About those shifts: Like Auburn Lull’s aforementioned, turn-of-the-century masterpiece, Moscow, WV is often filled with brilliant light and airy space.  “Winter in Moscow,” for example, basks in a frigid glare, a harshly bright cathedral of ice where frozen synths* trace the clean lines of a forbiddingly beautiful architecture with stark clarity.  At other points, however, things take a significantly darker turn, as on the queasy, foreboding “Tomlinson Run,” which pulsates with blackened aggression.

Sometimes, the hugeness of atmosphere, so evident on “Winter in Moscow,” approaches the oppressive, as on “High School Sweetheart’s Baby.”   At points like these, the coldness and dryness of sound becomes vacuum-like and hermetic.  Elsewhere, drones painstakingly swell from barely-there wisps of aural spacedust into temporally and spatially immersive primordial stews reminiscent of the late, great Celer, like on “Winter in Moscow II.”  There’s a forboding maximalism to these minimal drones, and a stargazing feel of neck-craning wonder as well.

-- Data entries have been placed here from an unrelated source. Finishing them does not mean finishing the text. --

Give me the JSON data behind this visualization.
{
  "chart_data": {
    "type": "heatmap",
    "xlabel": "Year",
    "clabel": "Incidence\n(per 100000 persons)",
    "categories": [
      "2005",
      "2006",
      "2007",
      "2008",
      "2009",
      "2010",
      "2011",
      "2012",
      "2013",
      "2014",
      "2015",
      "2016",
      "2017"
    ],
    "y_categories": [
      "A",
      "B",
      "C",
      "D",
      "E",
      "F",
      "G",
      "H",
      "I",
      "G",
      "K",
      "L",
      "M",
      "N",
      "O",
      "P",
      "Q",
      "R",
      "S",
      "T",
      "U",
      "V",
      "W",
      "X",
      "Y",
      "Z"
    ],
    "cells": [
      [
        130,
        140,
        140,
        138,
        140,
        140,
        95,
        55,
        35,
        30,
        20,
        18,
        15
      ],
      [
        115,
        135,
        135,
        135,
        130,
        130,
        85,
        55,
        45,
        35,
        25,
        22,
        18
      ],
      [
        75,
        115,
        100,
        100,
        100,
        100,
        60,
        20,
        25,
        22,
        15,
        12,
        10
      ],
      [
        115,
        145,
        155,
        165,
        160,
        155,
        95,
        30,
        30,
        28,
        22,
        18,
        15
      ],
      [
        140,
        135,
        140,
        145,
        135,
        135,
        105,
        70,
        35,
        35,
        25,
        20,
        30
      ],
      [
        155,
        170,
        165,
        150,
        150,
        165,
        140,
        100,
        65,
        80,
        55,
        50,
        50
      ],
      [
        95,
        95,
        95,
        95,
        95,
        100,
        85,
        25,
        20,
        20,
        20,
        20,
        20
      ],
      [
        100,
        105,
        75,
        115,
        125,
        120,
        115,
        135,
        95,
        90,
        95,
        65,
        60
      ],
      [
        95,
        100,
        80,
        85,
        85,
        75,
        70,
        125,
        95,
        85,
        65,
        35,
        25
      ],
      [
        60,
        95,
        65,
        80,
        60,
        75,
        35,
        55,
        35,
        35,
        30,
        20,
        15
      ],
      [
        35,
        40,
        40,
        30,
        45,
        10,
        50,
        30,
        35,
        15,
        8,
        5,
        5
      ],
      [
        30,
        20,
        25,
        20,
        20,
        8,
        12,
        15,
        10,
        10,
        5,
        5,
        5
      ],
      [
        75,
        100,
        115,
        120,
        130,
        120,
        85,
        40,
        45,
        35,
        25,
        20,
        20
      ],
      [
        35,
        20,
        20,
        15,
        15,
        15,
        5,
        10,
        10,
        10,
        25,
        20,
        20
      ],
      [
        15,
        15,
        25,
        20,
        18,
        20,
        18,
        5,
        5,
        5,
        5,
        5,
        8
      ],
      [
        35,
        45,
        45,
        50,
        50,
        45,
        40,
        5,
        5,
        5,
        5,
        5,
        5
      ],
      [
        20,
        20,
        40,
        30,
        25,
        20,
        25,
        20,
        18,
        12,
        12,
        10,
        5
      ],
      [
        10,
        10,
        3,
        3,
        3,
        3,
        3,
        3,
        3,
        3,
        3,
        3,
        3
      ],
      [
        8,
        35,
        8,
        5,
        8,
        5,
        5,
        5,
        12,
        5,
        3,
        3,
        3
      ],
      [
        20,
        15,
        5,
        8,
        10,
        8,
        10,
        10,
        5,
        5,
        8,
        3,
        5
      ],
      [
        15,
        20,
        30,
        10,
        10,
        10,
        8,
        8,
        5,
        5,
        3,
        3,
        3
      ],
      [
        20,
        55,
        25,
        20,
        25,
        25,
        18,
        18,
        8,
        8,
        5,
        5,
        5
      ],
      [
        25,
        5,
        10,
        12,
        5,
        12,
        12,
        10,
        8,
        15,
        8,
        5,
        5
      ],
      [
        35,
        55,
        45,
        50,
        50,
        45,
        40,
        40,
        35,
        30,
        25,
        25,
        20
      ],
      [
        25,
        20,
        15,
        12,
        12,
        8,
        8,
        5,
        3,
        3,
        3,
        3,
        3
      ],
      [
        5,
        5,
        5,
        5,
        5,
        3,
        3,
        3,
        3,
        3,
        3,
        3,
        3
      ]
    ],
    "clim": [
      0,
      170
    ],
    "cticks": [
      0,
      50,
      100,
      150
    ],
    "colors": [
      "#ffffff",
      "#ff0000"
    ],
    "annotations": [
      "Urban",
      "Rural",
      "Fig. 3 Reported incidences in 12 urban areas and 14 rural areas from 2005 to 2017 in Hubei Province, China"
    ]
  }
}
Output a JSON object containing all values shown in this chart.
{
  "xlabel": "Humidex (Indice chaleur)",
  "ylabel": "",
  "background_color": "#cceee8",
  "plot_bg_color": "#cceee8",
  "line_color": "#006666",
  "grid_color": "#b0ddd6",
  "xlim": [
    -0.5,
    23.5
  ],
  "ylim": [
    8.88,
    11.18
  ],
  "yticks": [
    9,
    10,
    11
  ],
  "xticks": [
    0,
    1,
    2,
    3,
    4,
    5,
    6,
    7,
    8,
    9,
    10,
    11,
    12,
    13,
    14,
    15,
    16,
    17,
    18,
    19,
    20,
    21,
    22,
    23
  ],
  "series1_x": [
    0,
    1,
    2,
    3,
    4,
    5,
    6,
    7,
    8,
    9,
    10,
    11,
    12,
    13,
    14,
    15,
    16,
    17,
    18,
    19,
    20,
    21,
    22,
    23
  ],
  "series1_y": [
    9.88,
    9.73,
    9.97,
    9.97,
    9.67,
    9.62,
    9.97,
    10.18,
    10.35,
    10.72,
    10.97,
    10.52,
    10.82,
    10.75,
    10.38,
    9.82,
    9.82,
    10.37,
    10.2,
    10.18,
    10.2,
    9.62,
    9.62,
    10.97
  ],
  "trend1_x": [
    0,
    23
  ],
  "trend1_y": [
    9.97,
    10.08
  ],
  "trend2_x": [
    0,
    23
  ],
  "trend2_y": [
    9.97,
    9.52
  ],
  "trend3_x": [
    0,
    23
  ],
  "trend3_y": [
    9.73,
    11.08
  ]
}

Moscow, WV is the first installment of a year-long series of monthly album releases.  Apparently, one of the upcoming records is, in the words of Jacob, an Accentor member, “an album of Appalachian noise-folk recorded using only a Nintendo DS.”  Yes, please!  You can stream Moscow, WV for free at Accentor’s Bandcamp, or you can download it for whatever you wish to pay.   Think about the latter option, because Accentor is donating all proceeds made from Moscow, WV for the next month to the American Red Cross to help victims of the Midwestern tornado tragedy.**   Accentor: Doing beautiful things with beautiful music.

*Or what sounds like synths to these poor, untrained ears, as Accentor apparently made this record using primarily electric viola and vocoder.  Good luck teasing apart and categorizing these icy, wefted tendrils of sound.

**This being relayed to me one week ago from today, so more like three weeks.